Phantom Logについて
シネマ系ハイスピードカメラといえば、Phantom Flex4K。
実はレスパスビジョンは国内導入の第一号です。
2014年に登場し、8年経過した今もこのスペックを上回るハイスピードカメラはなく、まだまだ現役です。
今後もしばらく使用されそうだし、今更ながらこのPhantom Flex4Kに搭載されているPhantomLogの"一癖ある"仕様を紹介。
※撮影・DIT・カラリスト向けの技術ネタです。
Phantom Flex4KのPhantom Logは、この2タイプ(感度固定)です。
PhantomLog1:EI 1250
PhantomLog2:EI 2000
それぞれ1250と2000から、露出計メーターの感度を段階的に減感してチャートを撮り、比較しました。
PhantomLog1 / Log2 減感チャート比較
一番左の列の
Log1 / EI 1250
Log2 / EI 2000
のベース感度同士を比較すると…
Log2の方が、感度の差そのまま2/3ハイライトのレンジが切れています。
これは、
Phantomは、センサーのダイナミックレンジはあくまで固定。感度を変えてもダイナミックレンジは変わらない。
Log1とLog2の違いはカーブが違うだけ。
Log2が2/3明るい分だけハイライトのレンジが切れた。
ということ。
Log2の方が明るいカーブなので、暗部から中間が浮いて見えて、
より"Logっぽい"見え方になる
が、
暗部ノイズもよく見えてくる
とも言えます。
<Log1,2のチャートノーマルと波形>
◯上記のチャート比較だと、Log1/EI 1250が、1/32〜x32でハイライトとシャドウのバランスが最も良さそうですが…

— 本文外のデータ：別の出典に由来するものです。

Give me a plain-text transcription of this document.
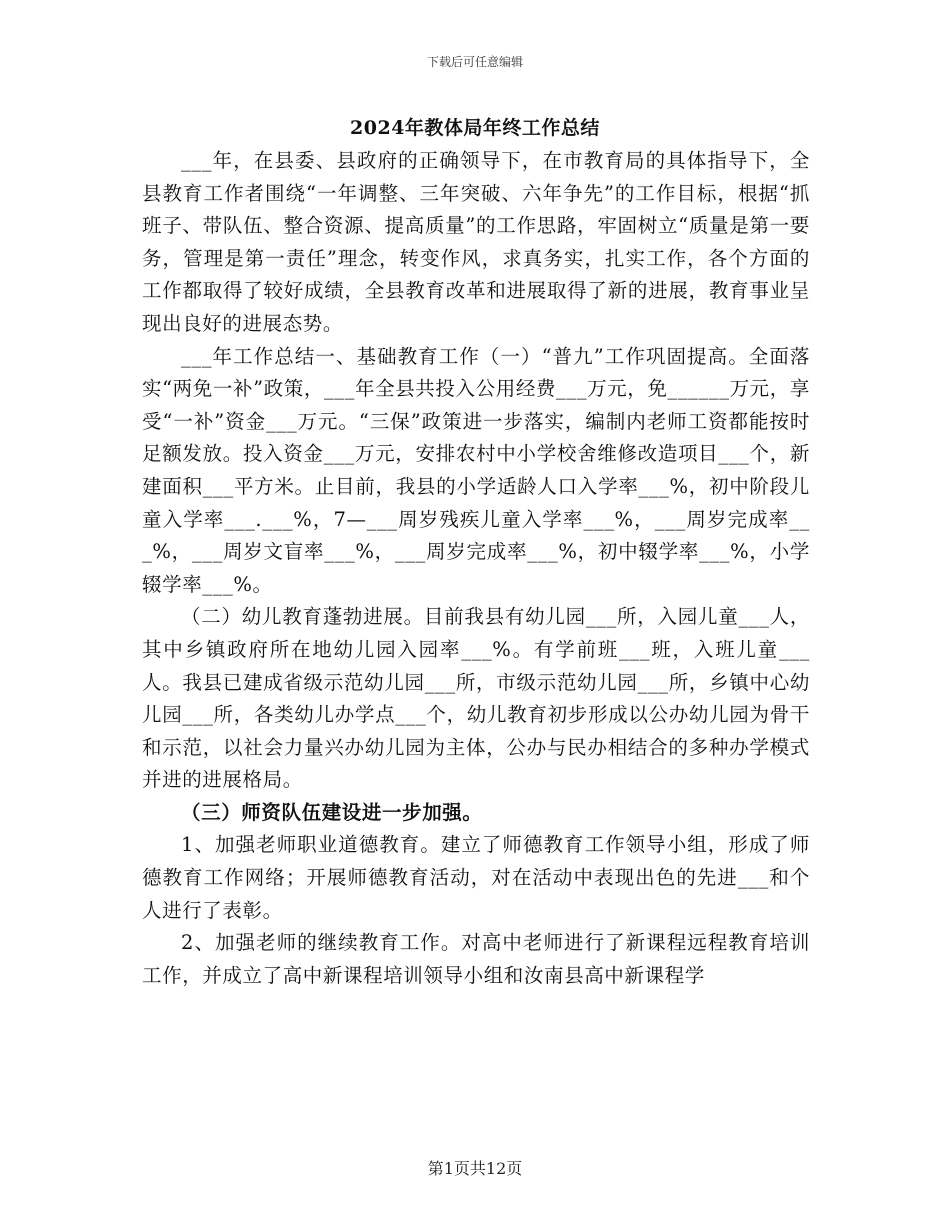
下载后可任意编辑
2024年教体局年终工作总结

___年，在县委、县政府的正确领导下，在市教育局的具体指导下，全县教育工作者围绕“一年调整、三年突破、六年争先”的工作目标，根据“抓班子、带队伍、整合资源、提高质量”的工作思路，牢固树立“质量是第一要务，管理是第一责任”理念，转变作风，求真务实，扎实工作，各个方面的工作都取得了较好成绩，全县教育改革和进展取得了新的进展，教育事业呈现出良好的进展态势。

___年工作总结一、基础教育工作（一）“普九”工作巩固提高。全面落实“两免一补”政策，___年全县共投入公用经费___万元，免______万元，享受“一补”资金___万元。“三保”政策进一步落实，编制内老师工资都能按时足额发放。投入资金___万元，安排农村中小学校舍维修改造项目___个，新建面积___平方米。止目前，我县的小学适龄人口入学率___%，初中阶段儿童入学率___.___%，7—___周岁残疾儿童入学率___%，___周岁完成率___%，___周岁文盲率___%，___周岁完成率___%，初中辍学率___%，小学辍学率___%。

（二）幼儿教育蓬勃进展。目前我县有幼儿园___所，入园儿童___人，其中乡镇政府所在地幼儿园入园率___%。有学前班___班，入班儿童___人。我县已建成省级示范幼儿园___所，市级示范幼儿园___所，乡镇中心幼儿园___所，各类幼儿办学点___个，幼儿教育初步形成以公办幼儿园为骨干和示范，以社会力量兴办幼儿园为主体，公办与民办相结合的多种办学模式并进的进展格局。

（三）师资队伍建设进一步加强。

1、加强老师职业道德教育。建立了师德教育工作领导小组，形成了师德教育工作网络；开展师德教育活动，对在活动中表现出色的先进___和个人进行了表彰。

2、加强老师的继续教育工作。对高中老师进行了新课程远程教育培训工作，并成立了高中新课程培训领导小组和汝南县高中新课程学

第1页共12页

そもそも超ハイスピード用センサーなだけあり、他のカメラより暗部ノイズが多いので、少し明るめに撮っておきたいと考えると、どのみち減感はした方がよさそうです。
標準は、
Log1/EI 1250 >減感800
Log2/EI 2000 >減感1000
あたりが無難かもしれません。
※メーカー推奨も800-1000とあります。
次にもう一点考慮しておくべき要素があります。
カメラSDIとDaVinci ResoveのRAW現像に差がある
比較すると、明らかにRAWの方が暗部ノイズが少ないです。
カメラSDIはノイズ多い為に最暗部の階調が分離できず、締まっているように見えます。
RAWを見ると暗部階調がきちんと見えてきます。結果、SDIよりも浮いて見えます。
そしてそもそも、SDIはセットアップレベルが5%ほど潜っています。
Phantomはかたい。黒が締まっている。と言われる所以です。
Phantom Flex4K まとめ
まとめると…
○ Log2とLog1どちらも減感した方がよい。
○ Log2の方がLog1より明るいカーブなので、中間が浮いて明るくなるが、暗部ノイズも目立ってくる。
○ RAWは現場でモニターで見ているほどノイズは多くなく、黒も締まっていない。
これらを考慮して、絵柄的にハイライト重視かシャドウ重視かで、減感の度合いを決めるのが良さそうです。
ここまでのLog1とLog2の比較は、"現場で露出を決める上での判断材料"という意味での考察ですが、
◯収録後は、撮影時がLog1とLog2のどちらであろうが、RAWなので、DaVinci Resolveではどちらにでも切り替えられます。
Log2の方が暗部が浮いて、よりLogっぽく見えるので、グレーディングはLog2から始めるケースが多いようです。